Stage 4: Team Conversation (30 Minutes)
The candidate meets 2-3 team members they'd work with daily. This isn't an evaluation — it's a mutual fit check:
Topics:
- How the team works (process, tools, culture)
- What the candidate is looking for in their next role
- What frustrates them about engineering teams
- What they'd change about how we described our process
What we're evaluating:
✅ Do they ask thoughtful questions?
✅ Are they curious about the team and product?
✅ Would the team enjoy working with them?
✅ Are their expectations aligned with reality?
Why We Pay for the Working Session
The math:
- Average engineer salary: $150k-200k/year
- Cost of a bad hire (3 months + severance + re-hiring): $50k-100k
- Cost of paying candidates $300-500 for a working session: $300-500
Even if you interview 20 candidates:
20 × $400 = $8,000 in working session payments
vs $75,000 average cost of one bad hire
Paying candidates is the cheapest quality signal you can buy.
Additional benefits:
- Candidates perform better (less anxiety, respected)
- Better candidates apply (they value their time)
- You see their real work, not their performance
The Evaluation Framework
After all stages, the team scores independently:
Technical Ability (from working session):
1-5: Could they ship in our codebase on day 30?
Problem-Solving (from conversation + session):
1-5: How do they approach problems they haven't seen?
Communication (from all stages):
1-5: Can they explain their thinking clearly?
Pragmatism (from all stages):
1-5: Do they make tradeoffs or chase perfection?
Team Addition (from team conversation):
1-5: Would they make the team better?
Hiring bar: Average ≥ 4, no single score below 3
What We Don't Do
No Leetcode
We've never had an engineer who couldn't do the job because they didn't know dynamic programming. We've had plenty fail because they couldn't navigate a real codebase or communicate with the team.
No Trivia
"What's the difference between == and === in JavaScript?" If they don't know this, the working session will reveal it. If they do know this, the question told you nothing useful.
No Whiteboard
Nobody writes code on a whiteboard at work. The skill of writing syntactically correct code without an editor, autocomplete, or documentation isn't relevant.

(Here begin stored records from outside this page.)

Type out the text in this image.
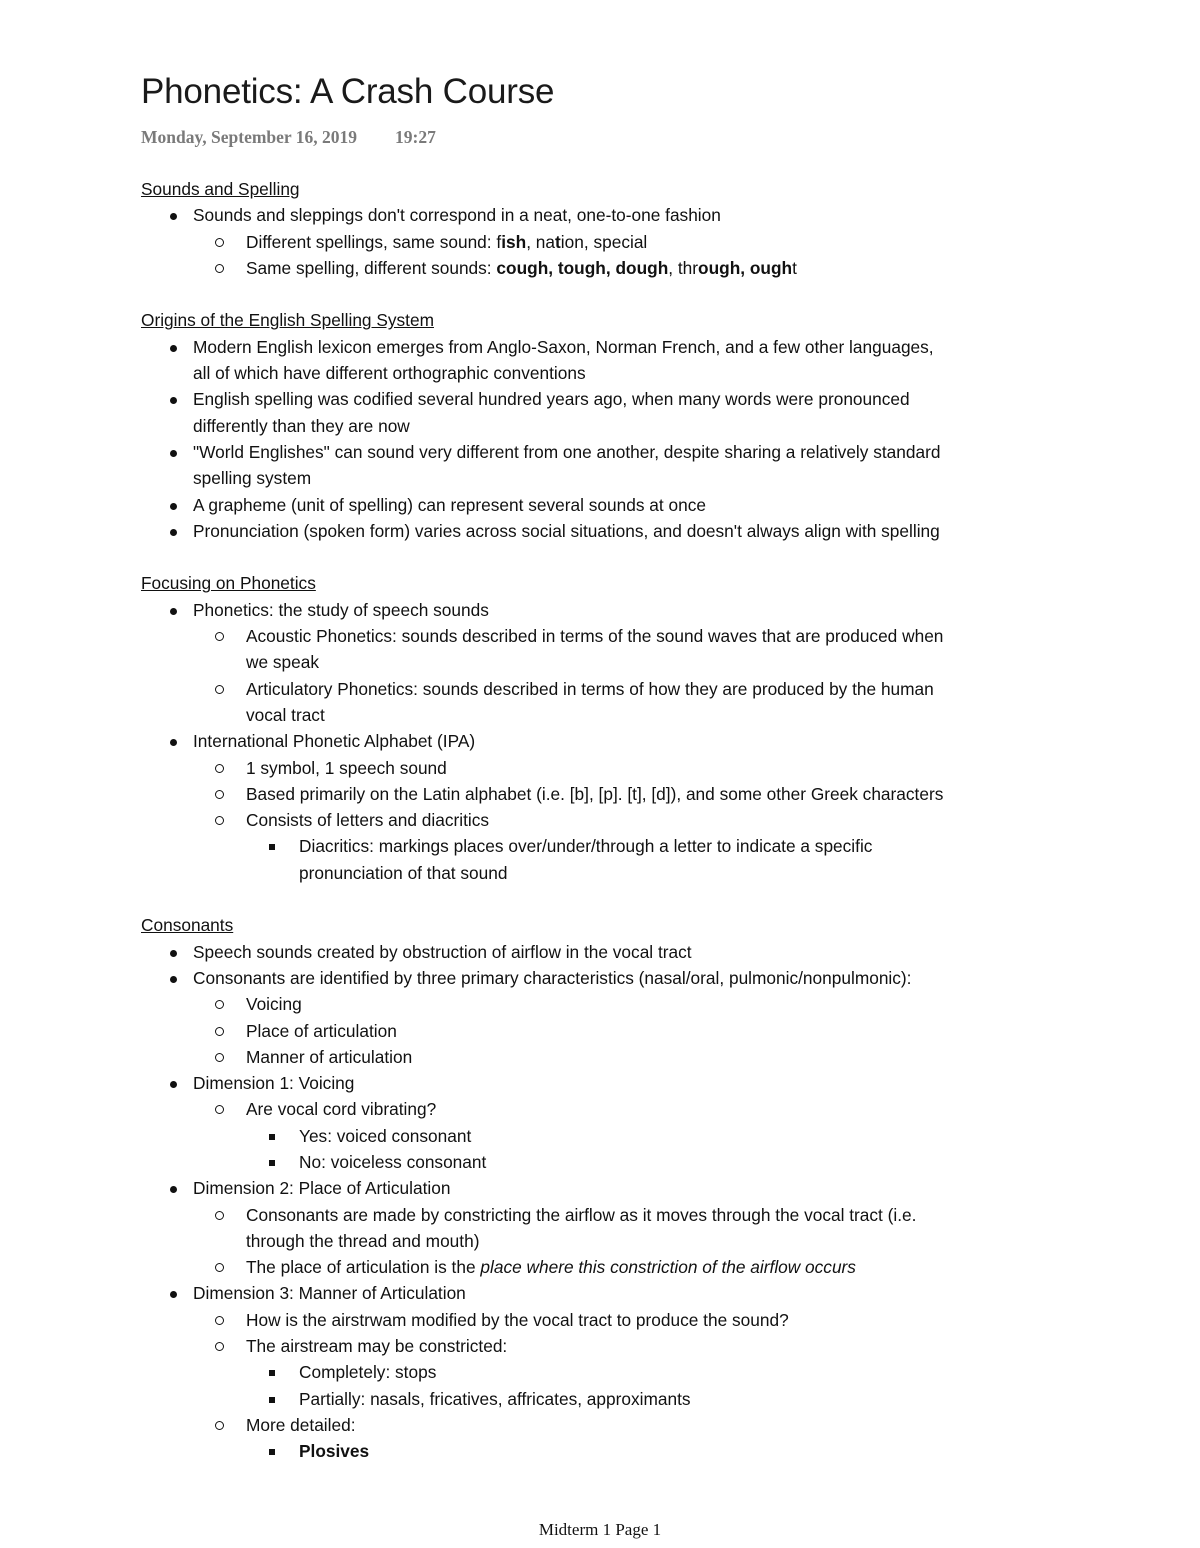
Phonetics: A Crash Course
Monday, September 16, 2019 19:27
Sounds and Spelling
Sounds and sleppings don't correspond in a neat, one-to-one fashion
Different spellings, same sound: fish, nation, special
Same spelling, different sounds: cough, tough, dough, through, ought
Origins of the English Spelling System
Modern English lexicon emerges from Anglo-Saxon, Norman French, and a few other languages,
all of which have different orthographic conventions
English spelling was codified several hundred years ago, when many words were pronounced
differently than they are now
"World Englishes" can sound very different from one another, despite sharing a relatively standard
spelling system
A grapheme (unit of spelling) can represent several sounds at once
Pronunciation (spoken form) varies across social situations, and doesn't always align with spelling
Focusing on Phonetics
Phonetics: the study of speech sounds
Acoustic Phonetics: sounds described in terms of the sound waves that are produced when
we speak
Articulatory Phonetics: sounds described in terms of how they are produced by the human
vocal tract
International Phonetic Alphabet (IPA)
1 symbol, 1 speech sound
Based primarily on the Latin alphabet (i.e. [b], [p]. [t], [d]), and some other Greek characters
Consists of letters and diacritics
Diacritics: markings places over/under/through a letter to indicate a specific
pronunciation of that sound
Consonants
Speech sounds created by obstruction of airflow in the vocal tract
Consonants are identified by three primary characteristics (nasal/oral, pulmonic/nonpulmonic):
Voicing
Place of articulation
Manner of articulation
Dimension 1: Voicing
Are vocal cord vibrating?
Yes: voiced consonant
No: voiceless consonant
Dimension 2: Place of Articulation
Consonants are made by constricting the airflow as it moves through the vocal tract (i.e.
through the thread and mouth)
The place of articulation is the place where this constriction of the airflow occurs
Dimension 3: Manner of Articulation
How is the airstrwam modified by the vocal tract to produce the sound?
The airstream may be constricted:
Completely: stops
Partially: nasals, fricatives, affricates, approximants
More detailed:
Plosives
Midterm 1 Page 1
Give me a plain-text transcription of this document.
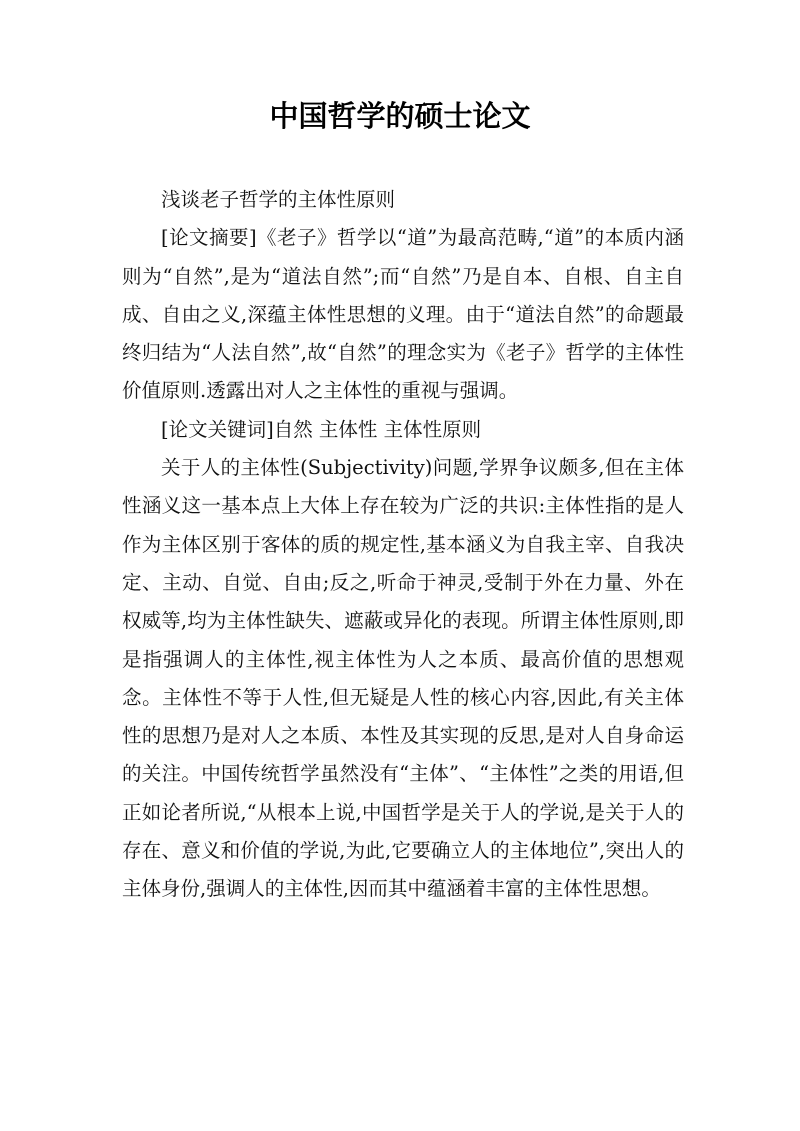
中国哲学的硕士论文

浅谈老子哲学的主体性原则

[论文摘要]《老子》哲学以“道”为最高范畴,“道”的本质内涵则为“自然”,是为“道法自然”;而“自然”乃是自本、自根、自主自成、自由之义,深蕴主体性思想的义理。由于“道法自然”的命题最终归结为“人法自然”,故“自然”的理念实为《老子》哲学的主体性价值原则.透露出对人之主体性的重视与强调。

[论文关键词]自然 主体性 主体性原则

关于人的主体性(Subjectivity)问题,学界争议颇多,但在主体性涵义这一基本点上大体上存在较为广泛的共识:主体性指的是人作为主体区别于客体的质的规定性,基本涵义为自我主宰、自我决定、主动、自觉、自由;反之,听命于神灵,受制于外在力量、外在权威等,均为主体性缺失、遮蔽或异化的表现。所谓主体性原则,即是指强调人的主体性,视主体性为人之本质、最高价值的思想观念。主体性不等于人性,但无疑是人性的核心内容,因此,有关主体性的思想乃是对人之本质、本性及其实现的反思,是对人自身命运的关注。中国传统哲学虽然没有“主体”、“主体性”之类的用语,但正如论者所说,“从根本上说,中国哲学是关于人的学说,是关于人的存在、意义和价值的学说,为此,它要确立人的主体地位”,突出人的主体身份,强调人的主体性,因而其中蕴涵着丰富的主体性思想。
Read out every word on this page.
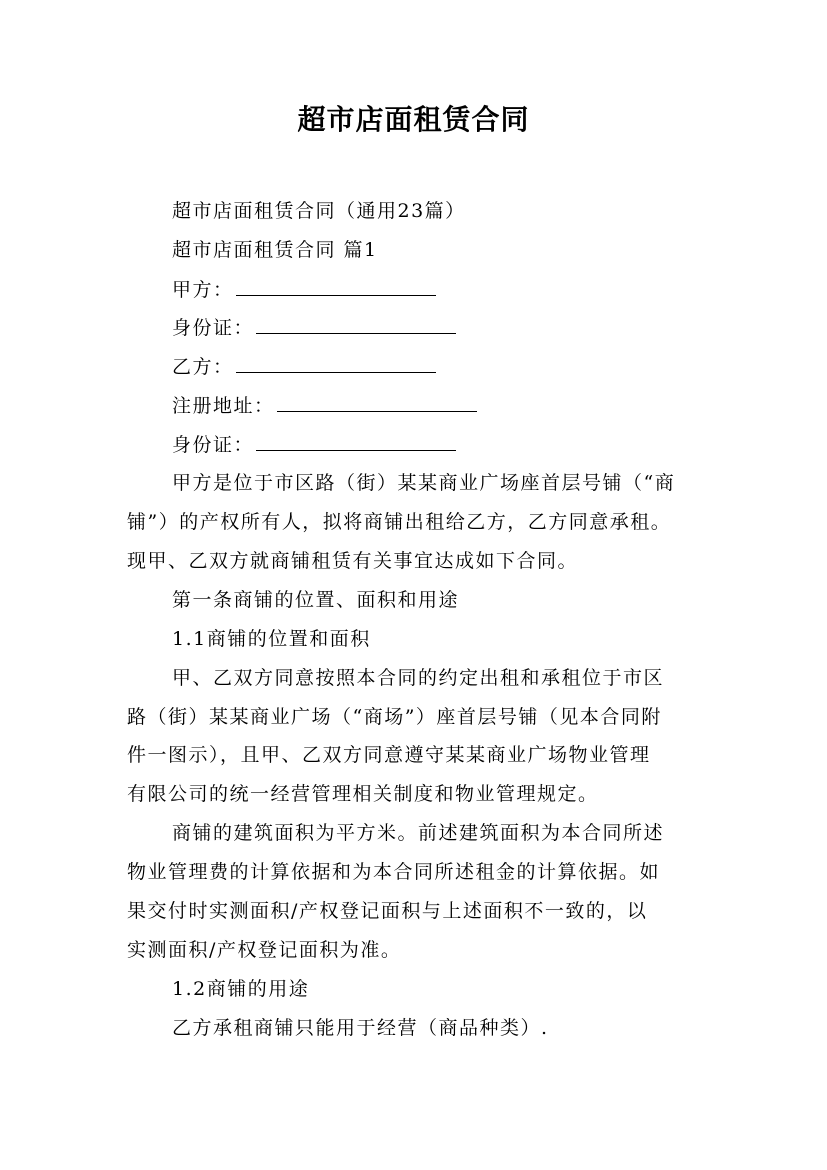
超市店面租赁合同
超市店面租赁合同（通用23篇）
超市店面租赁合同 篇1
甲方：
身份证：
乙方：
注册地址：
身份证：
甲方是位于市区路（街）某某商业广场座首层号铺（“商
铺”）的产权所有人，拟将商铺出租给乙方，乙方同意承租。
现甲、乙双方就商铺租赁有关事宜达成如下合同。
第一条商铺的位置、面积和用途
1.1商铺的位置和面积
甲、乙双方同意按照本合同的约定出租和承租位于市区
路（街）某某商业广场（“商场”）座首层号铺（见本合同附
件一图示），且甲、乙双方同意遵守某某商业广场物业管理
有限公司的统一经营管理相关制度和物业管理规定。
商铺的建筑面积为平方米。前述建筑面积为本合同所述
物业管理费的计算依据和为本合同所述租金的计算依据。如
果交付时实测面积/产权登记面积与上述面积不一致的，以
实测面积/产权登记面积为准。
1.2商铺的用途
乙方承租商铺只能用于经营（商品种类）.
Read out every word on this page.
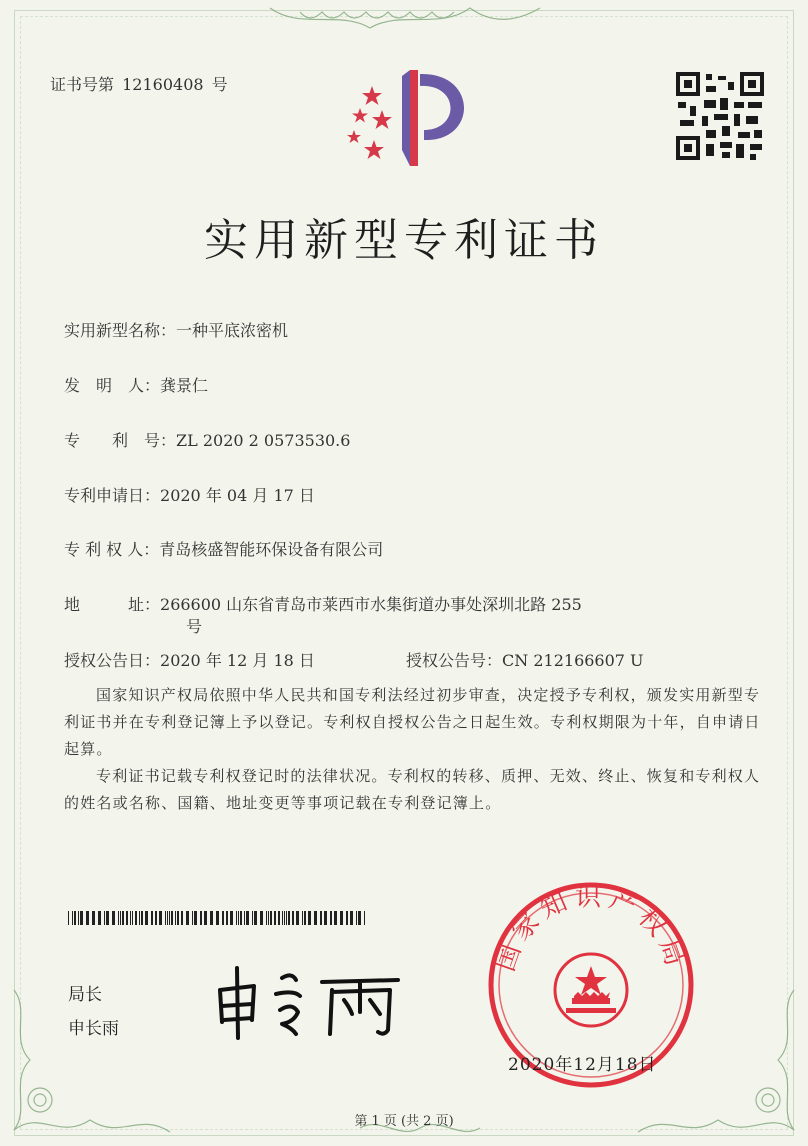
证书号第 12160408 号
实用新型专利证书
实用新型名称：一种平底浓密机
发　明　人：龚景仁
专　　利　号：ZL 2020 2 0573530.6
专利申请日：2020 年 04 月 17 日
专 利 权 人：青岛核盛智能环保设备有限公司
地　　　址：266600 山东省青岛市莱西市水集街道办事处深圳北路 255
号
授权公告日：2020 年 12 月 18 日	授权公告号：CN 212166607 U
国家知识产权局依照中华人民共和国专利法经过初步审查，决定授予专利权，颁发实用新型专利证书并在专利登记簿上予以登记。专利权自授权公告之日起生效。专利权期限为十年，自申请日起算。
专利证书记载专利权登记时的法律状况。专利权的转移、质押、无效、终止、恢复和专利权人的姓名或名称、国籍、地址变更等事项记载在专利登记簿上。
局长
申长雨
国家知识产权局
2020年12月18日
第 1 页 (共 2 页)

No Unpaid Take-Home Projects
A 4-8 hour take-home project asks candidates to donate hundreds of dollars of their time. The best candidates — the ones with options — won't do it. You're selecting for desperation, not skill.
The Results
Since switching to this process:
| Metric | Before | After |
|---|---|---|
| New hire retention (1 year) | 65% | 90% |
| Time to first meaningful contribution | 4-6 weeks | 2-3 weeks |
| Candidate acceptance rate | 50% | 80% |
| Interview-to-hire ratio | 15:1 | 6:1 |
| Candidate satisfaction (NPS) | +10 | +65 |
The process is more work upfront. It requires real problems, paid sessions, and thoughtful evaluation. But the output — engineers who can actually do the job and want to stay — is worth every minute invested.
Stop testing for what you can Google. Start testing for what you can't.